If you’ve stayed married for over 25 years, you’ve been married too long. I was 25 when I got married so that number became a start-off point when I (secretly) kept a close watch on my husband to see whether he meant every vow he uttered, “I will make you happy and grow old with you.”
I also kept another perspective: If this man can give me a better life than what my loving parents gave me, he is truly the one.
You can say that the steeple bells rang louder when I heaved a big sigh during our silver wedding anniversary because it proved that “this man was truly here for the long march.”
Staying married was a joint effort, filled with adjustments, compromises and, as marriage counselors emphasized, a firm, cerebral decision to stay in this marriage. However, life together did not eliminate the little irritants that sometimes blew out of proportions because he’d go ballistic (using his stentorian voice to scare me) and I’d meet it (equally) with raging fire and brimstone (if I stomp on my right foot, he’d know I mean war).
Consider this: A Scorpio versus a Virgo? By our zodiac signs alone, you could pick the winner, right? Who would dare unleash the deadly sting of a scorpion? A virgin?
When the children came, our relationship changed. No more a couple but now partners or comrades, both challenged to be at our best in bringing up these little precious darlings who suddenly took over our lives and became our prime inspiration. Even so, we fumbled and made mistakes. Sometimes, hard and long but still and all, we plodded on and shook off the dust of rejections and disappointments.
Forty-three years hence, we still go out on movie dates, this time, brandishing free movie passes, one of the perks of turning 60. We became seasoned film critics that we gauge the success of a movie by how it can make us sit up in full attention or make us doze off in plain vanilla. Last week, we walked out because the film was going nowhere despite the impressive cast. We giggled together, “Good thing, it was free.” With time to spare, we ended up in a shabu-shabu restaurant picking out all the veggies, seafood, and mushrooms to cook in a hot, boiling pot. We’ve become so comfortable with each other that we can even check our respective cellphones, swapping messages and jokes and not carrying any serious conversation between us two.

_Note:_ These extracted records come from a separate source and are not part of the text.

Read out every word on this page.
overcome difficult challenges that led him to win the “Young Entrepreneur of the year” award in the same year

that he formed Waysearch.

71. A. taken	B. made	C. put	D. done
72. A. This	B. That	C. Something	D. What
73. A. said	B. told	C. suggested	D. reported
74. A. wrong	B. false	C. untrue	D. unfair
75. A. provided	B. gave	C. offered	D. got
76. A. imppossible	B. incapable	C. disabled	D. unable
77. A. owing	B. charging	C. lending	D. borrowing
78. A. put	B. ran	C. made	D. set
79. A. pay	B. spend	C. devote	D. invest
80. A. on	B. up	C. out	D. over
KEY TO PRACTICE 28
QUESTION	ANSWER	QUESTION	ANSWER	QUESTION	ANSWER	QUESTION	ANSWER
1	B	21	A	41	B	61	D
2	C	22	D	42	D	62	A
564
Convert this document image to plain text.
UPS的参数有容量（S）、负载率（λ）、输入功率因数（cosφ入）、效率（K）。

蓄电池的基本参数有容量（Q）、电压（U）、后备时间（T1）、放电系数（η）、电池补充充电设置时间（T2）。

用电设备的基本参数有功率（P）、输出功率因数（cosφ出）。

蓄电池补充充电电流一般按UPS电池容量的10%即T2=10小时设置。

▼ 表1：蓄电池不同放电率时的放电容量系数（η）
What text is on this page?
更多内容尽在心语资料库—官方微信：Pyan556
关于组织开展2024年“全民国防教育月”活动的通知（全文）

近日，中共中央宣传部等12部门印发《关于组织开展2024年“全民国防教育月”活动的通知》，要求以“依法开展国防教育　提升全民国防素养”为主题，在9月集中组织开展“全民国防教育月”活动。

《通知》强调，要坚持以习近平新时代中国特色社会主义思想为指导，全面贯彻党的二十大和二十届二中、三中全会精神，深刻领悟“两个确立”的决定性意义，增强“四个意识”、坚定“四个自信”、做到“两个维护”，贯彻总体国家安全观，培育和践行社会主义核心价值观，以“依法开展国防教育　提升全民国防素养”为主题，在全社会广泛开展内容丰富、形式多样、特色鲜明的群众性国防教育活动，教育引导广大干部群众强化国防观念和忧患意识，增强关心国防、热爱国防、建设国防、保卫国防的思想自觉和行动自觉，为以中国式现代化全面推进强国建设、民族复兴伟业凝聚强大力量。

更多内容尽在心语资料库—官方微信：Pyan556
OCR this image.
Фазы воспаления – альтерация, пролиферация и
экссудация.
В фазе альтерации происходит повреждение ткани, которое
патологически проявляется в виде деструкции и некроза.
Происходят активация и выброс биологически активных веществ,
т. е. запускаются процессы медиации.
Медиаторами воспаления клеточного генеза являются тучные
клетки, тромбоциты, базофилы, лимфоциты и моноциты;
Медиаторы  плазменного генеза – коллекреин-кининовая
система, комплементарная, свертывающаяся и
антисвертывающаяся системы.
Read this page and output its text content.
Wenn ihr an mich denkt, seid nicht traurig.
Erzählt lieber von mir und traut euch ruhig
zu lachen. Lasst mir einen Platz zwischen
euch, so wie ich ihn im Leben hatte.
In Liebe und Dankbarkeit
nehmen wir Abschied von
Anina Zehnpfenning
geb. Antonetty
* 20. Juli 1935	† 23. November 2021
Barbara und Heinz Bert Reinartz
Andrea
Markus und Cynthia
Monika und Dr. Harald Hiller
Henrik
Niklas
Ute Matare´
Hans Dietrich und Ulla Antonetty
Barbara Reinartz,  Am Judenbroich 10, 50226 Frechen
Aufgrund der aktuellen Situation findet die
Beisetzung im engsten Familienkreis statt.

I’ve become a whiz on his likes: movies with no-dialogue, all-action (the kind where everybody runs from a detonated bomb yet remaining unscathed and not a hair out of place), watches, golf, blue jeans, statement shirts, his devotion to the Divine Mercy and Mary Undoer of Knots, parmeggiano reggiano, the finest red wine with delicious character from that side of the Rhone, fresh dates, rockettes/arugula, and the one-tone, same-tune music of Abba and Air Supply (they even start with the letter A).
It startled me therefore when my friend Mav Rufino sent me a list of famous love letters ever written in history. Love. How could I have forgotten that?
Quickly, I opened a glass chest containing faded notes, postcards, telegrams, and cables to check what did he send me when he was just an ardent suitor? Short, sweet messages that were definitely over the top. If it were a cake, the icing was rich and heavy that it was cascading down the edges. But, isn’t that what love is? Emotions running so high that you’d literally be floating on air or swinging on a star or flying up to the moon? How lovely to remember that feeling.
Tonight, we sat next to each other on our double LazyBoy chair. Hubby switched on the TV set while I held the cable channel control. Hubby remarked, “Let’s watch Pope Pius XII (on Netflix). I’ve always been intrigued by this pontiff.”
In the cool, cool, cool of the evening, we were off to Rome, the romantic city. Wrong. It’s the eternal city.
So, how is married life?
Like Jack Nicholson singing La Vie en Rose to Diane Keaton in the movie Something’s Gotta Give. Jack was absolutely funny, loving, tender, and so awkwardly romantic.
It was coffee and classics, at its best.